The aim of this study was to evaluate the impact of androgen ablation therapy in different prostate cancer (PCa) cell lines-reflecting different stages of the disease-on (18)F-fluorodeoxyglucose (FDG), (11)C-choline and (11)C-acetate uptake. Uptake experiments were performed in androgen-sensitive (LNCaP, PC346C) and independent cell lines (22Rv1, PC346DCC, PC-3) as well as in a benign prostatic hyperplasia (BPH-1) cell line. Tracer uptake was assessed under androgen ablation. Results of the cancer cell lines were normalized to those of BPH-1. To evaluate the effect of androgen on the uptake of (18)F-FDG, (11)C-choline and (11)C-acetate in PCa cell lines, 10(-8)M R1881, 10(-10)M R1881, the combination of 10(-10)M R1881 plus 10(-6)M Casodex or 10(-6)M Casodex alone were added in parallel cell cultures 1 day before uptake experiments. Uptake in androgen-supplemented cell cultures was compared to the uptake under androgen deprivation. Uptake was corrected for cell number using protein content. Compared to BPH-1, a higher (18)F-FDG uptake was observed only in PC346C cells, whereas a higher (11)C-choline and markedly increased (11)C-acetate uptake was seen in all cancer cell lines.

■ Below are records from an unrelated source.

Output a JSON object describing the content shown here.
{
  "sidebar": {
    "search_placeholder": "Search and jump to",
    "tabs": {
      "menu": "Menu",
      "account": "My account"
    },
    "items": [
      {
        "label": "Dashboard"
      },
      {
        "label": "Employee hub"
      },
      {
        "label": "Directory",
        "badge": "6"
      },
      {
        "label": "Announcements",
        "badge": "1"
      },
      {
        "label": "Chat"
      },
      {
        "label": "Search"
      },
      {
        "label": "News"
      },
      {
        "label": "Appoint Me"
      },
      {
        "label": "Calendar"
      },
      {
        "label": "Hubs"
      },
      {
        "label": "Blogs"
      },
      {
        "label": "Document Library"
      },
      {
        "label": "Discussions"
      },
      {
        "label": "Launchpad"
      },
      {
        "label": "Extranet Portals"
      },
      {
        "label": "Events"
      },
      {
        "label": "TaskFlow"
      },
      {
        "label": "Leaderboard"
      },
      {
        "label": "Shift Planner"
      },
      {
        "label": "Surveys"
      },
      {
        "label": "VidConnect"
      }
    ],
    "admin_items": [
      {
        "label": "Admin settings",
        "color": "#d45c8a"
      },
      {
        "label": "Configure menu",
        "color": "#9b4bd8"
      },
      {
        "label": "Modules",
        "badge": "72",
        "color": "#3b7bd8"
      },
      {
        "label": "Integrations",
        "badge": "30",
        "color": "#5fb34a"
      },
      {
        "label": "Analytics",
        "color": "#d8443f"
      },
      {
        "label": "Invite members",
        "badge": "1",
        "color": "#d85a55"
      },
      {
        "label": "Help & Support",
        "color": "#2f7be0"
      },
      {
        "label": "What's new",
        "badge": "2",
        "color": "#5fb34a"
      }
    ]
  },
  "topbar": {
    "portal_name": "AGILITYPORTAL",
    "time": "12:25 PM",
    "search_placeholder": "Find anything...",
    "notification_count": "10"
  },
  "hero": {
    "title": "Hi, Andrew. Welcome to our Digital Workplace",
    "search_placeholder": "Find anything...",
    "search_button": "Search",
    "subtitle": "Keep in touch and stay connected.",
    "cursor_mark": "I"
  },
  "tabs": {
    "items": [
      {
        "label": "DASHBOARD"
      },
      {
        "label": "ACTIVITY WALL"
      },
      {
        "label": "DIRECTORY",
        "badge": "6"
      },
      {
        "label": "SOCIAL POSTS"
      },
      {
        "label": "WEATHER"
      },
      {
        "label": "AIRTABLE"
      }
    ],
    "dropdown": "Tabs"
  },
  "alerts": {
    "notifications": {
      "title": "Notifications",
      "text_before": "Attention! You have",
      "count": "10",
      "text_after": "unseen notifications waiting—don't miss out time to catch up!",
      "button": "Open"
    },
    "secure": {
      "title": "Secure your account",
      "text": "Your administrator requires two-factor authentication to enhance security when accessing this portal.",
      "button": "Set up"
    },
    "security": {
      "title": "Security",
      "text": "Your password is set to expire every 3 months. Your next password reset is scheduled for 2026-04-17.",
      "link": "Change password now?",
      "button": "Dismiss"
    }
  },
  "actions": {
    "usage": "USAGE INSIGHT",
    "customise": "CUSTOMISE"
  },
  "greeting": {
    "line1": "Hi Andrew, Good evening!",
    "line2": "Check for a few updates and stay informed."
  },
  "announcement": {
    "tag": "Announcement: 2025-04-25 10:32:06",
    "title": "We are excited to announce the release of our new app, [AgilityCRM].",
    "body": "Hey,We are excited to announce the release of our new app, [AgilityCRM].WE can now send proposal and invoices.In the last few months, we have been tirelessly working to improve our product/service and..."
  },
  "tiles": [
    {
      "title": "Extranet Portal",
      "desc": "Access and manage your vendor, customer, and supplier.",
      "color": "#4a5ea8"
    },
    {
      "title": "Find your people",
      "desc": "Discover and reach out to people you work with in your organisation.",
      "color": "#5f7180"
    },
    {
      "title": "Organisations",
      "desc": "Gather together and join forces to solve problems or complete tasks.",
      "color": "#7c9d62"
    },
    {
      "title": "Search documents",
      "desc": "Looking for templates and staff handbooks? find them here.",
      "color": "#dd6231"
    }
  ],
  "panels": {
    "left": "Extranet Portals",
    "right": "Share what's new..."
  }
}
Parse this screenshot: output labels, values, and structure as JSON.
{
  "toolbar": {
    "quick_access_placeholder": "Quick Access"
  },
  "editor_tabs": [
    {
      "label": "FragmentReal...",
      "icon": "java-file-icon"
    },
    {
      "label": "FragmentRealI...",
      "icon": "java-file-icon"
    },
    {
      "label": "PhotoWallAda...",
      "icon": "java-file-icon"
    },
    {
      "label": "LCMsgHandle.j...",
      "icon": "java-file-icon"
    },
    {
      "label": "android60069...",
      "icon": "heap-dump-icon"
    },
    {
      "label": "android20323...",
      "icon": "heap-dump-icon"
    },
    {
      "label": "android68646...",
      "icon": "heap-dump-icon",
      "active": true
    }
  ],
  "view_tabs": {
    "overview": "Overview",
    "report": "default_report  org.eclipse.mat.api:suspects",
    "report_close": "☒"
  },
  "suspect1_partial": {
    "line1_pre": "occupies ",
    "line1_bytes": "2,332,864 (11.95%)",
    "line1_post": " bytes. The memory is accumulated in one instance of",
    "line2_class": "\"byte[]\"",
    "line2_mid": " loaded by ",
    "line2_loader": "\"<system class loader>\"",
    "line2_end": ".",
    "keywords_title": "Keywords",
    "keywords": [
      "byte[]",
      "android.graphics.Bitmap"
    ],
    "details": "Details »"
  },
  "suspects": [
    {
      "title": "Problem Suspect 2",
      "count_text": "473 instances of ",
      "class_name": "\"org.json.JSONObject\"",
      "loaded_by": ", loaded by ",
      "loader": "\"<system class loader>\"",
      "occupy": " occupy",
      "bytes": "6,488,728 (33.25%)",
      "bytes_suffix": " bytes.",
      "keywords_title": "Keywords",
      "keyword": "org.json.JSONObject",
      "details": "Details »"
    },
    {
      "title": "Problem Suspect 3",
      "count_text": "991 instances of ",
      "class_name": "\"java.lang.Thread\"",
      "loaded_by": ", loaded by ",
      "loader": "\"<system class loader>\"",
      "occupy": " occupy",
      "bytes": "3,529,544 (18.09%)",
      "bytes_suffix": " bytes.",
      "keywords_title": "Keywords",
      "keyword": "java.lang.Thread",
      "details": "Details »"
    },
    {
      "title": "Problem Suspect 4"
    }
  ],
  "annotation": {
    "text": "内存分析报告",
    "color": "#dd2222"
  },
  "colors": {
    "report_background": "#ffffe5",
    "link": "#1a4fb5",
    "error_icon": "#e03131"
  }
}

Androgens significantly modulated the uptake of (18)F-FDG in LNCaP, PC346C and 22Rv1 cells, and of (11)C-choline in the PC346C and 22Rv1 cell line. No androgenic effect on (11)C-choline and (18)F-FDG uptake was observed in PC-3 and PC346DCC cells. (11)C-Acetate uptake was independent of androgen status in all PCa cell lines studied. (18)F-FDG uptake in PCa cell lines showed the highest variability and strongest androgen effect, suggesting its poor potential for metabolic imaging of advanced PCa. In contrast to (18)F-FDG and (11)C-choline, (11)C-acetate uptake was unaffected by androgens and thus (11)C-acetate seems best for monitoring PCa progression.